You're a different person when you're buttoned in your interview suit, and drugs are different when they're trapped in clinical trial protocols. Researchers are thinking of new ways to give investigative meds some breathing room. 

The basics

Think from the perspective of a drug company funding new studies: they need to see if a new treatment is safe and beneficial in ideal settings. Your typical phase III RCT is tied to tightly wound inclusion and exclusion criteria. Participants are closely watched and often treated at large academic centers.  

Get practical

With phase III RCTs, it may be hard to see how trial results apply to the patients you care for on the day-to-day. Elderly, frail, and complex patients are likely excluded to help researchers focus on simple cause and effect for the drug in question. Pragmatic trials show evidence for a treatment in a real world setting, and can help better estimate the public health effect of broad interventions.

An example, please

Look no further than the Salford Lung Study, a trial of fluticasone furoate–vilanterol (Breo Ellipta), a once-daily inhaler for COPD. The 2,800 patient trial looked at the medication's use in a British community served by a single hospital and EMR, with minimal exclusion criteria and no additional patient monitoring outside of normally scheduled outpatient visits. The med reduced exacerbation rates compared to usual care in high-risk COPD patients. While typical COPD trial participants represent about 10% of actual patients with the disease, the investigators think their results apply directly to general practice. 
NEJM

Say it on rounds

When your Seamless arrives earlier than expected

Go ahead and smile. Say the same and more to patients fortunate enough to undergo early endovascular thrombectomy – roughly defined as when your ever-pleasant buddies from IR snag a blood clot with a retrieval device – after acute ischemic stroke.
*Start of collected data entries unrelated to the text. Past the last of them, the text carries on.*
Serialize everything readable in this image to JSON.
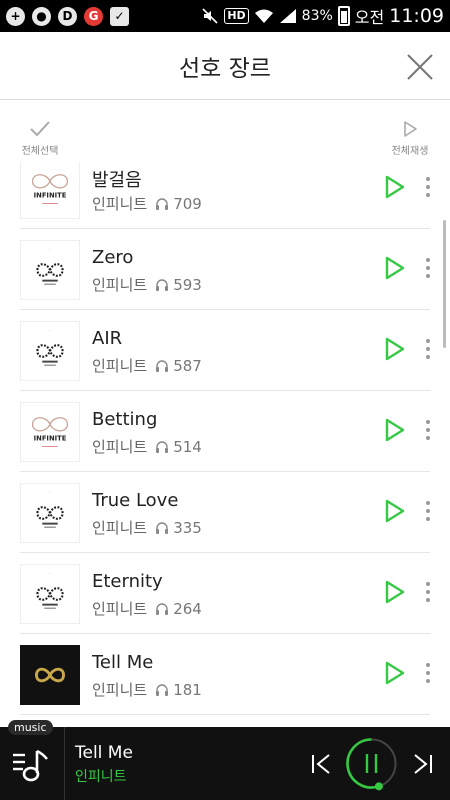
{
  "status_bar": {
    "hd": "HD",
    "battery": "83%",
    "ampm": "오전",
    "time": "11:09"
  },
  "header": {
    "title": "선호 장르"
  },
  "toolbar": {
    "select_all": "전체선택",
    "play_all": "전체재생"
  },
  "songs": [
    {
      "title": "발걸음",
      "artist": "인피니트",
      "plays": "709",
      "art": "light-infinite"
    },
    {
      "title": "Zero",
      "artist": "인피니트",
      "plays": "593",
      "art": "infinity-logo"
    },
    {
      "title": "AIR",
      "artist": "인피니트",
      "plays": "587",
      "art": "infinity-logo"
    },
    {
      "title": "Betting",
      "artist": "인피니트",
      "plays": "514",
      "art": "light-infinite"
    },
    {
      "title": "True Love",
      "artist": "인피니트",
      "plays": "335",
      "art": "infinity-logo"
    },
    {
      "title": "Eternity",
      "artist": "인피니트",
      "plays": "264",
      "art": "infinity-logo"
    },
    {
      "title": "Tell Me",
      "artist": "인피니트",
      "plays": "181",
      "art": "dark-gold"
    }
  ],
  "player": {
    "badge": "music",
    "title": "Tell Me",
    "artist": "인피니트",
    "progress": 0.55
  },
  "colors": {
    "accent": "#35c944",
    "player_bg": "#111111"
  }
}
A 1,200 patient meta-analysis found individuals revascularized within 7 hours of symptom onset had significantly better disability scores compared to those treated with medical therapy alone. Each 1-hour delay in reperfusion correlated with worse disability scores and less functional independence at 3 month follow-up. 
JAMA

When the end of rounds is nowhere in sight

Maybe it's time to suggest a 90-minute limit to your attending. The sub-90 goal also applies to door-to-device time in STEMI patients, where overall transfer time from the field to the cath lab is critical. A small South Korean trial observed an average improvement in total transfer time of 27 minutes with a smartphone app-based networking system. ED docs used the social messaging app BAND to deliver an EKG and basic patient information to PCI-capable facilities, who then prepared in advance for patient arrival. The study was underpowered to detect differences in clinical outcome.
JACC

When you finish your scut list before noon conference

Think fast and work quickly if you want to get home on time. The speed approach also works in cardiac arrests, where investigators evaluated chest compression speed in an observational study of over 200 patients. Compressions performed at a rate of 120 - 140 per minute were more likely to achieve return of spontaneous circulation (ROSC) than those performed at 100 - 120 per minute as suggested by current ACLS guidelines. Rates above 140 per minute were less effective. 
Resuscitation

Brush up

Acute sinusitis

Winter is coming, and not just for Jon Snow. Your walk-in-clinic is bracing for hoards of patients with colds of indeterminate length, and they all want antibiotics. Look for purulent nasal discharge accompanied by nasal obstruction, facial pain, pressure, or fullness that persists for at least 10 days without improvement or worsens within 10 days after initial improvement to diagnose acute sinusitis. Want symptom control? Try analgesics, nasal irrigation with saline, or decongestants. But that’s not the money question…

What's the evidence

For antibiotics vs. watchful waiting in acute sinusitis? A 2012 RCT of 160 patients with sinusitis found no difference between amoxicillin and placebo at day 3 of treatment. Citing a minor clinical benefit and a high prevalence of adverse events, a Cochrane review from the same year recommended against antibiotics in uncomplicated acute sinusitis. 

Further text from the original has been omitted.